= Politician's syllogism =

Type of logical fallacy

The politician's syllogism, also known as the politician's logic or the politician's fallacy, is a logical fallacy of the form:
1. We must do something.
2. This is something.
3. Therefore, we must do this.

The politician's fallacy was identified in a 1988 episode of the BBC television political sitcom Yes, Prime Minister titled "Power to the People", and has taken added life on the Internet. The syllogism, invented by fictional British civil servants, has been quoted in the real British Parliament. The syllogism has also been quoted in American political discussion.

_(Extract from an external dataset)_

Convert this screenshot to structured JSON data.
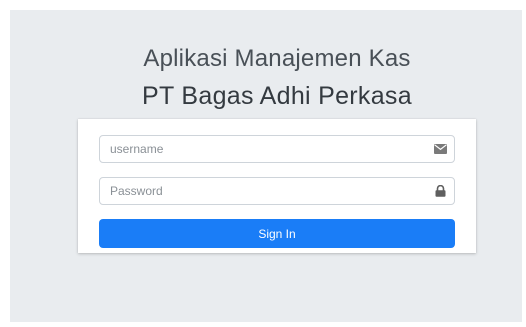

As a meme, the quasi-formal name "politician's syllogism" is clunky and not widely known; the notion is often conveyed by invoking the central phrase this is something with ironic import, such as when a major league sports team whose season is in dire straits exchanges an aging athlete with a bad leg for an aging athlete with a bad arm.

== Overview ==
In Yes, Prime Minister, the term is discussed between the Cabinet Secretary Sir Humphrey Appleby and his predecessor Sir Arnold Robinson, who are concerned about the prime minister's plans to reform local government due to political opposition from one local council, believing that it would result in regional government and, as they would argue, a series of ill-considered policy decisions. On this issue, as with many other issues humorously explored by the show, the civil servants believe that doing anything is worse than doing nothing because actions tend to undermine the dominance of the civil service. They identify the politician's logic as a fallacious categorical syllogism:
1. All cats have four legs.
2. My dog has four legs.
3. Therefore, my dog is a cat.

This invalid form of argument, labeled AAA-2 among syllogisms, commits the fallacy of the undistributed middle: it says nothing about all things having four legs (the middle term) and thus the conclusion does not logically follow from the premises, even if the premises are true. The politician's syllogism similarly says nothing about all known "somethings" that could be done. As is common with fallacious undistributed middle arguments, it can also be seen as the fallacy of affirming the consequent when restated as an equivalent hypothetical syllogism:
1. To improve things, things must change.
2. We are changing things.
3. Therefore, we are improving things.